How to Acclimate to High Altitude

Even with the altitude acclimatization friendly itinerary, I would highly recommend staying well hydrated. The high altitudes make for drier air, which is dehydrating and makes worse any altitude related symptoms. I would recommend a slow, acclimating pace upon arrival at the first destination, even taking a nap first thing. I would recommend taking it easy with alcohol as high altitude heightens the effects.
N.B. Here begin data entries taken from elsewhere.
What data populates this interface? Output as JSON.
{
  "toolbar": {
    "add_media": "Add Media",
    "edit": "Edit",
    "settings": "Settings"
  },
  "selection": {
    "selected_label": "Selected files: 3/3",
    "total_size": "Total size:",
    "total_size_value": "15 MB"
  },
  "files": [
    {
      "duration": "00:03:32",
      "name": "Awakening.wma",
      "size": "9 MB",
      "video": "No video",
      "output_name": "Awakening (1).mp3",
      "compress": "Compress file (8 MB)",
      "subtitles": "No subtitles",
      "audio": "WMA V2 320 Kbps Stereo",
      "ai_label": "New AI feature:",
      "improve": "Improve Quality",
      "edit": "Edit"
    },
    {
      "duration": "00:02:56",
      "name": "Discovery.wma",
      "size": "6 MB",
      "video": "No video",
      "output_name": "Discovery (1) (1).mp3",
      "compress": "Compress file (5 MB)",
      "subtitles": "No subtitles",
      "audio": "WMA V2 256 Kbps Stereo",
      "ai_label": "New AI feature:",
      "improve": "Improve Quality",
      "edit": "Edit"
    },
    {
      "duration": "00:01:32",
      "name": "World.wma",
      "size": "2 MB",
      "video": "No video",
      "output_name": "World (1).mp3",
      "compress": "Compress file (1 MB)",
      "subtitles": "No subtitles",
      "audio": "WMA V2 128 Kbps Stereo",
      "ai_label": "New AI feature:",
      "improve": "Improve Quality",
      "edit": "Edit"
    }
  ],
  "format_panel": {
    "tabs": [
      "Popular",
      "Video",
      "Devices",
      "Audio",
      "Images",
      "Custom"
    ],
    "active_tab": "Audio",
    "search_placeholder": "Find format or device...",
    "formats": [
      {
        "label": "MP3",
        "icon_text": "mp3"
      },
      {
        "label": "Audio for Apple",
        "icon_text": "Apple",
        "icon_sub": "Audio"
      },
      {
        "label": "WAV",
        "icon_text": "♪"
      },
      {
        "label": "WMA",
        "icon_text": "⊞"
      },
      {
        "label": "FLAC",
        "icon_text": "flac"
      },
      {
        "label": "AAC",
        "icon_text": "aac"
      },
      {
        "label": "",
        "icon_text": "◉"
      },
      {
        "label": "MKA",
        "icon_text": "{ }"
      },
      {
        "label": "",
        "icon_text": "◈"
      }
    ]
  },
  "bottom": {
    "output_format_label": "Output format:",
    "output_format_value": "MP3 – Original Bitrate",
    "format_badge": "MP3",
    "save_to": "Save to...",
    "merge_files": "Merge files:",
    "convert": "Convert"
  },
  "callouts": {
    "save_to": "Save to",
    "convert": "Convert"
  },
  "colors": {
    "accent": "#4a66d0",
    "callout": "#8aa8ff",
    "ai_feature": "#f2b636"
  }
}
My full altitude sickness symptoms for 3 days in Ollantaytambo at 9,000 feet were a low grade headache, a bitter, metallic taste in my mouth, and a feeling like I was hungover – a little fuzzy around the edges. All wore off in due time, and by the way ibuprofen did not help with the headache. The local remedy for altitude sickness, among other things, was Coca tea. And I tried it, but alas it had no effect on any of my symptoms. And moreover, I found it to taste like like tea brewed from barnyard straw, so I didn’t try this remedy a second time.

It is possible to get preventative medication from your local doctor before departure. My own research showed that the medication may have more harmful side effects than the altitude sickness itself, so I didn’t go this route. But it may be worth considering for those prone to severe altitude sickness.

How to Stay Healthy in Peru

Vaccines and mosquito preparation are necessary for a trip to Peru. The short list of vaccines recommended by the World Health Organization and the US Centers for Disease Control for a visit to Peru include Yellow Fever, Typhoid, Hepatitis A & B, and Rabies. Vaccination should be an integral part of travel planning for Peru. There are no mosquitoes at higher elevations, like Cusco, for example. But elevations of 8,000 feet – Like Machu Picchu – and below can be mosquito breeding grounds. Long sleeves, long pants, and mosquito repellent with Deet are strongly recommended. The Deet should be applied to clothing to deter the aggressive mosquitos.

Resources – Peru Travel Planning

Indispensable for planning purposes: Google flights. It works well with mainstream carriers, as well as the puddle jumpers.  I use it to analyze costs related to date ranges, as well as stopover options for those destinations unreachable directly from my home airport.  

I rely on several sites for apartment rentals.  In the order of preference:  HomeAway, booking.com, and last and definitely least, Airbnb.  Some may be shocked that I prefer to avoid Airbnb, but I have good reasons to avoid them. All hotels and apartments for this trip were booked through Booking.com.

Google maps is a staple, and I use it on every trip for a variety of needs.  On this trip, I mainly used it for navigating to restaurants and points of interest while on my discovery treks.

TripAdvisor is awesome for advanced trip planning, and I find the travel forums specific to my destinations particularly useful. There’s no better advice than from someone that’s already done what I’m planning to do.

With Google translate on my phone at the ready, I fear no language barrier. I did end up in places where English was not spoken, so this phone app was very handy. It’s also very necessary for non-Spanish speakers because the locals speak little English.

 

Epilogue – Peru Travel Planning

Reflections on Peru. Peru is definitely a highlight of South America, and bucket-list worthy. The premier reason for going, and my personal highlight, was the great outdoors. From the Andes cradling Machu Picchu near Ollantaytambo, to the beautiful ruggedness of the Cola Canyon, the great outdoors were both breathtaking and memorable. The next most compelling reason to go, for me personally, was the 16th century Spanish Colonial history and architecture in the cities of Cusco, and especially Arequipa. And the last, but certainly not the least, reason is the Incan history and heritage peppered throughout the country. I should note that Peru would require a much longer visit to see the attractions I bypassed, like Lima, the coastal beaches, Amazonia, and Lake Titicaca.